I even find myself writing "someone ... they" and having to go back and edit. If someone uses it as you did, saying "They just left" to mean someone just left, I wouldn't worry about it at all.
It's considered wrong by some people and generally avoided by most, but I think it's going to become standard in the future as there aren't any other attractive alternatives and as non-traditional gender identification becomes more accepted and common, we will find ourselves needing such a pronoun more often.
In formal usage I'd avoid the singular 'they', but it's very common in my experience (native British English speaker) in everyday language.
It's primarily used when referring to somebody whose gender is unknown (either because an unknown person has done something, or because you're talking about a hypothetical situation rather than referring to any specific person).
It's also common when the speaker wishes to hide the gender of the person they're speaking about, or feels the gender is unimportant to what they're saying.

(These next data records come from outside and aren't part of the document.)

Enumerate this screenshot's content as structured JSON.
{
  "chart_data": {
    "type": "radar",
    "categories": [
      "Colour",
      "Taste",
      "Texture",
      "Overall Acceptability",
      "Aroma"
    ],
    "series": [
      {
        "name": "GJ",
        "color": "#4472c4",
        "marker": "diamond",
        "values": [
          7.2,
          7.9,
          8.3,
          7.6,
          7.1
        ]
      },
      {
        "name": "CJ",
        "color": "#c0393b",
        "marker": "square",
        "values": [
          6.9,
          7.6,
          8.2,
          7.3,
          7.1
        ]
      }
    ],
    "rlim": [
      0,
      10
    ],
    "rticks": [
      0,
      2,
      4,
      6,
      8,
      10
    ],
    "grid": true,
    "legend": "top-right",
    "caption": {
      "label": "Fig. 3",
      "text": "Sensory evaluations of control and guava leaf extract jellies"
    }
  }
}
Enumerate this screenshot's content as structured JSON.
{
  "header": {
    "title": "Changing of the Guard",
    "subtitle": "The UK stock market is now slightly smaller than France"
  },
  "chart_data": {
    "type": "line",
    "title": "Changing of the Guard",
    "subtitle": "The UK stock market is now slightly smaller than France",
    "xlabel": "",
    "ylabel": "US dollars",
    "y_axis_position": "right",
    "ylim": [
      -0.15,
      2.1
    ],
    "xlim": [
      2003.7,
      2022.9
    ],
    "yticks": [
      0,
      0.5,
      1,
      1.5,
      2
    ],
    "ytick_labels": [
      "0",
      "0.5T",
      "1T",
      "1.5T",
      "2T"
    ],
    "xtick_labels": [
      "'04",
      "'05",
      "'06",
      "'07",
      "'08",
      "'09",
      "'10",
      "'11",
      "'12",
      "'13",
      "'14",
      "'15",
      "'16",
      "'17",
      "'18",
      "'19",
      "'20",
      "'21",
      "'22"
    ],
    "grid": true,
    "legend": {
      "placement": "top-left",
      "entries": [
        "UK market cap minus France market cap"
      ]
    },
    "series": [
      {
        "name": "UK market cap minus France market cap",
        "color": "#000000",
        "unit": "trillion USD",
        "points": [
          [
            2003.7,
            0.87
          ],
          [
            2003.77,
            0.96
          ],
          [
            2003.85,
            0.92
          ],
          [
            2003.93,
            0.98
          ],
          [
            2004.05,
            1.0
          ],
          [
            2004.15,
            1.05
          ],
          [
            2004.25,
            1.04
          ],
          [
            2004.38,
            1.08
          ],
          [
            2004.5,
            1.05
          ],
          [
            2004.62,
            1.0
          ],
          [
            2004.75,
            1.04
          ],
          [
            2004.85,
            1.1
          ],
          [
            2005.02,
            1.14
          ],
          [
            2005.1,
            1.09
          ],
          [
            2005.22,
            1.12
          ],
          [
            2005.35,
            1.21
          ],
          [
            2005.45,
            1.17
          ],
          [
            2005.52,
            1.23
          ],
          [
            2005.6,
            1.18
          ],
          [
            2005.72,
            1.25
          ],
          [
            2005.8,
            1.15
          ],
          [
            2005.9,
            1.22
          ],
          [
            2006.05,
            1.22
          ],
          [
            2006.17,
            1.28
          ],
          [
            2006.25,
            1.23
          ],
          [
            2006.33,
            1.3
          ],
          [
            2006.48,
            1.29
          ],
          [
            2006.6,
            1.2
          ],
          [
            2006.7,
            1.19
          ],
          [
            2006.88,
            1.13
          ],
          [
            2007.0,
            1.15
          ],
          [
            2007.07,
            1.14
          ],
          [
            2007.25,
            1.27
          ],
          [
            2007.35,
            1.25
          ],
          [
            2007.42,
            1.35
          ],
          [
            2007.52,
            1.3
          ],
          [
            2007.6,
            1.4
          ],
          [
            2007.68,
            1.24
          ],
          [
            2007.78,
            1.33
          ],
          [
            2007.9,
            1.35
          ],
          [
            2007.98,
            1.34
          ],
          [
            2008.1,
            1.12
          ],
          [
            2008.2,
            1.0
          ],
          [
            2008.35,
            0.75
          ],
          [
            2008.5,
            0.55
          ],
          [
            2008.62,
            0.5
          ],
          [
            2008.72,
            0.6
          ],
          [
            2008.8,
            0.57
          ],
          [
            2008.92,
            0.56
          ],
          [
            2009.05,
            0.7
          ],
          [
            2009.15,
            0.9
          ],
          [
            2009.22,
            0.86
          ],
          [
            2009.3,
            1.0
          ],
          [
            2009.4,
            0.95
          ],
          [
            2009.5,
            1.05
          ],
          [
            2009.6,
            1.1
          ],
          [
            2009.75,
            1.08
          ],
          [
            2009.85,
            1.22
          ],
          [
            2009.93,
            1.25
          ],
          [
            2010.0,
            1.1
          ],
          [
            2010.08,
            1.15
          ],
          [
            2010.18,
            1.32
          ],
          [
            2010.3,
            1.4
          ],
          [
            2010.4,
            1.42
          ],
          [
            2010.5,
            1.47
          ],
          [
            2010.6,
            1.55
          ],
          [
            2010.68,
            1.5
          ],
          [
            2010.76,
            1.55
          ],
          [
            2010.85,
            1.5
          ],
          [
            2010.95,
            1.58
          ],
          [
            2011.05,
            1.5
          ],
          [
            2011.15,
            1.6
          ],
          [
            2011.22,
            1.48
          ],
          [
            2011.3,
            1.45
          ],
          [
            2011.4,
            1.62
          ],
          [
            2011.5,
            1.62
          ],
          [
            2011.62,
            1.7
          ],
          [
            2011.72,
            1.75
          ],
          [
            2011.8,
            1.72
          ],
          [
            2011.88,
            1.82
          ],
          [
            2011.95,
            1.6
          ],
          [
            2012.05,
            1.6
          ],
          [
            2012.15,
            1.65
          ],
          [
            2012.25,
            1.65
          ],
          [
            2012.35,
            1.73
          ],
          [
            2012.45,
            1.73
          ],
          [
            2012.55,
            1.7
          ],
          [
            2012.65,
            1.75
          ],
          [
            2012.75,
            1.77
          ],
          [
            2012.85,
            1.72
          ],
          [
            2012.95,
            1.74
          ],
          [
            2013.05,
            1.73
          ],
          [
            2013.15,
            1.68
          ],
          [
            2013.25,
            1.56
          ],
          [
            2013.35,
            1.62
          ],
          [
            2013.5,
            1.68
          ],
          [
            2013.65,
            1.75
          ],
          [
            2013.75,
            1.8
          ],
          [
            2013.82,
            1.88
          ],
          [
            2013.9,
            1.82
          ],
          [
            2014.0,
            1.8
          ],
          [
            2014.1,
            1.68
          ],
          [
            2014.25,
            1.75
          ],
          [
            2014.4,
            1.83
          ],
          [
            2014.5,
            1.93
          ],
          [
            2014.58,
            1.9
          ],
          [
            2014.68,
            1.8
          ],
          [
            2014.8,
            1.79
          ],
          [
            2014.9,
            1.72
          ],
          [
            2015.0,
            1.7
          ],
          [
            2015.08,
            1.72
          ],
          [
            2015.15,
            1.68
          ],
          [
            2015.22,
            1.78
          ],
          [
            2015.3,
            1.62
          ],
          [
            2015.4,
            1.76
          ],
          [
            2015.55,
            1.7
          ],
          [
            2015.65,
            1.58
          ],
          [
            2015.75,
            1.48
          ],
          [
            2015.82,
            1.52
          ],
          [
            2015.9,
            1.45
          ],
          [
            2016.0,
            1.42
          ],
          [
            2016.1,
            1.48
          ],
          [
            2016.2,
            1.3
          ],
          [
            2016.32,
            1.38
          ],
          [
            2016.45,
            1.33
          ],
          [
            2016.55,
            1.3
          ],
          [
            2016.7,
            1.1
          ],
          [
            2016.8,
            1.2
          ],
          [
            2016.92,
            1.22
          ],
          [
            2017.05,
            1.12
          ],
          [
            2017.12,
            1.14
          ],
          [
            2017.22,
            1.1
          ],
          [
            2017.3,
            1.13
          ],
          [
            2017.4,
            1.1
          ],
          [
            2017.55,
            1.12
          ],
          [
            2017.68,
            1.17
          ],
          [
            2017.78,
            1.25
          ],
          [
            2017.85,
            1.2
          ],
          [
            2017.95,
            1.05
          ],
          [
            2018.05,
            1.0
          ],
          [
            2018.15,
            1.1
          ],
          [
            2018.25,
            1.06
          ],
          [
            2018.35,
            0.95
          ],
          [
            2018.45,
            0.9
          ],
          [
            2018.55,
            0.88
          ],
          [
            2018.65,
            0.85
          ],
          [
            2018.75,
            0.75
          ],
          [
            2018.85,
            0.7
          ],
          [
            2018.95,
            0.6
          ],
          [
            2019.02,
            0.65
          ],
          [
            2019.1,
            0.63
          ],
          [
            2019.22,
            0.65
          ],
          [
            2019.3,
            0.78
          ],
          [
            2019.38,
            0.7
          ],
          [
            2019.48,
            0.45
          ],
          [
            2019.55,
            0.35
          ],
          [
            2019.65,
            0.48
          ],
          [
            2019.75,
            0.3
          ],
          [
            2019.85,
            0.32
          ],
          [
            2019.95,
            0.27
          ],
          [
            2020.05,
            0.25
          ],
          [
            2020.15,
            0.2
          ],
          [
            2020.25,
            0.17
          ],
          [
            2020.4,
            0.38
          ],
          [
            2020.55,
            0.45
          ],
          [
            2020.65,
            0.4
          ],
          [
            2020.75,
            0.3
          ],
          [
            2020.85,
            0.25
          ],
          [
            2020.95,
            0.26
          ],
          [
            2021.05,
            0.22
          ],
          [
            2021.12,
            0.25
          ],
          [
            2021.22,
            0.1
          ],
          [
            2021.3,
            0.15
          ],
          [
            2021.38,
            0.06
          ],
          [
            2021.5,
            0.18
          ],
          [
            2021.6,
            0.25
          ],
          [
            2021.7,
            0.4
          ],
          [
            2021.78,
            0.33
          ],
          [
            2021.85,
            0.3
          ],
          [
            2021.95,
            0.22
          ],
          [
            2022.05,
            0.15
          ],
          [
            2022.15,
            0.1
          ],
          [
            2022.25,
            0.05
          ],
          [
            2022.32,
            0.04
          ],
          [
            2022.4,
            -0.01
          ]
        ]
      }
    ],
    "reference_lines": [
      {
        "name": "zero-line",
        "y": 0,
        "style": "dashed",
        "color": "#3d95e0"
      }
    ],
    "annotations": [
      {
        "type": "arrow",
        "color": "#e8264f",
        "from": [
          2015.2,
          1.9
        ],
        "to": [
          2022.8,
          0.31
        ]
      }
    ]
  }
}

For example, "I wanted to meet a friend today, but they're too busy" is a sentence that feels perfectly natural to me.
It's unlikely to be used if the gender is specified. For example, I'd be surprised to hear a sentence like "I wanted to see my niece, but they're too busy" - I'd expect "she" in that case because a niece is by definition female.

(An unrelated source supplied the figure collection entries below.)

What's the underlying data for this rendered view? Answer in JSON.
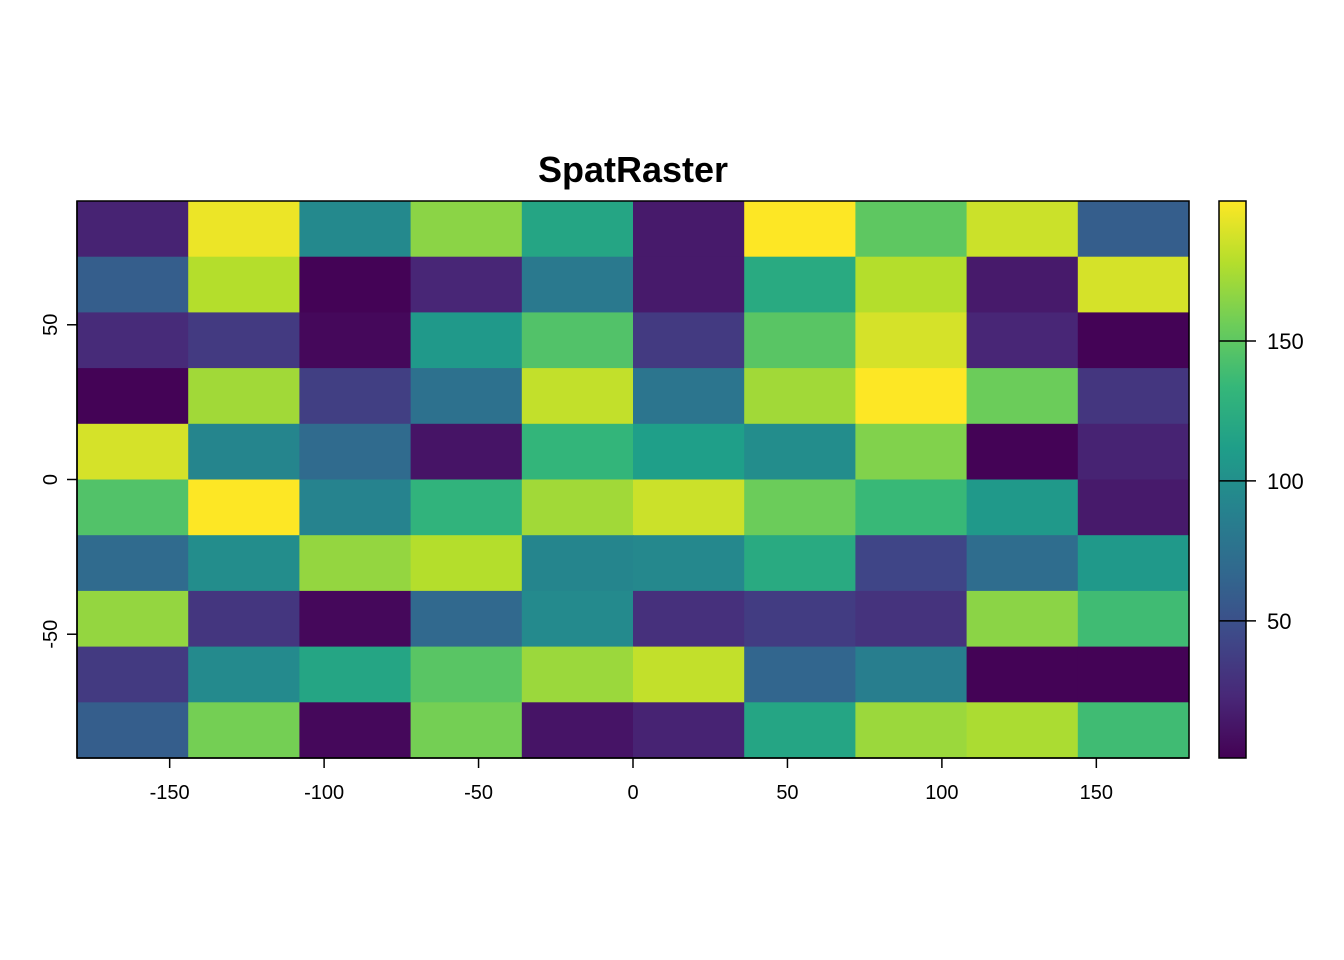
{
  "chart_data": {
    "type": "heatmap",
    "title": "SpatRaster",
    "xlabel": "",
    "ylabel": "",
    "xlim": [
      -180,
      180
    ],
    "ylim": [
      -90,
      90
    ],
    "ncols": 10,
    "nrows": 10,
    "x_ticks": [
      -150,
      -100,
      -50,
      0,
      50,
      100,
      150
    ],
    "x_tick_labels": [
      "-150",
      "-100",
      "-50",
      "0",
      "50",
      "100",
      "150"
    ],
    "y_ticks": [
      -50,
      0,
      50
    ],
    "y_tick_labels": [
      "-50",
      "0",
      "50"
    ],
    "value_range": [
      1,
      200
    ],
    "legend": {
      "position": "right",
      "ticks": [
        50,
        100,
        150
      ],
      "tick_labels": [
        "50",
        "100",
        "150"
      ]
    },
    "colormap": [
      "#440154",
      "#482878",
      "#3E4A89",
      "#31688E",
      "#26828E",
      "#1F9E89",
      "#35B779",
      "#6DCD59",
      "#B4DE2C",
      "#FDE725"
    ],
    "values": [
      [
        20,
        195,
        95,
        165,
        118,
        15,
        200,
        150,
        185,
        60
      ],
      [
        60,
        178,
        2,
        22,
        82,
        15,
        122,
        178,
        15,
        188
      ],
      [
        25,
        35,
        5,
        108,
        145,
        35,
        148,
        188,
        22,
        2
      ],
      [
        2,
        172,
        38,
        75,
        182,
        78,
        172,
        200,
        155,
        32
      ],
      [
        188,
        92,
        70,
        12,
        132,
        112,
        98,
        162,
        2,
        20
      ],
      [
        145,
        200,
        90,
        130,
        172,
        185,
        155,
        135,
        108,
        15
      ],
      [
        70,
        98,
        168,
        178,
        92,
        94,
        122,
        42,
        72,
        108
      ],
      [
        168,
        32,
        5,
        68,
        96,
        28,
        36,
        30,
        165,
        138
      ],
      [
        35,
        96,
        118,
        148,
        170,
        182,
        66,
        86,
        2,
        2
      ],
      [
        60,
        158,
        5,
        158,
        12,
        20,
        118,
        170,
        175,
        138
      ]
    ]
  }
}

The following quotes are from the wikipedia article. It seems to me that they all use "they" for a generic person. For example, in the Chesterfield's example: "If a person is born of a . . . gloomy temper . . . they cannot help it.", "a person" appears to be singular but it represents any person. It is essentially plural.
The following are similar examples.
'Tis meet that some more audience than a mother, since nature makes them partial, should o'erhear the speech."— Shakespeare, Hamlet (1599);
"If a person is born of a . . . gloomy temper . . . they cannot help it."— Chesterfield, Letter to his son (1759);
"Now nobody does anything well that they cannot help doing"— Ruskin, The Crown of Wild Olive (1866); "Nobody in their senses would give sixpence on the strength of a promissory note of the kind."— Bagehot, The Liberal Magazine (1910);
"I would have every body marry if they can do it properly."— Austen, Mansfield Park (1814);
Caesar: "No, Cleopatra. No man goes to battle to be killed." Cleopatra: "But they do get killed" —Shaw, Caesar and Cleopatra (1901);
"A person can't help their birth."— W. M. Thackeray, Vanity Fair (1848);
"When in the Course of human events, it becomes necessary for one people to dissolve the political bands which have connected them with another . . ." —United States Declaration of Independence;
On the other hand, I think the use of singular they in the following example is grammatically incorrect because it refers to a specific person hence it is essentially singular.
Someone was approaching my room. I could see that they were alone judging from their footsteps. They knocked on my door. I didn't answer. They knocked again. I still didn't answer so they left.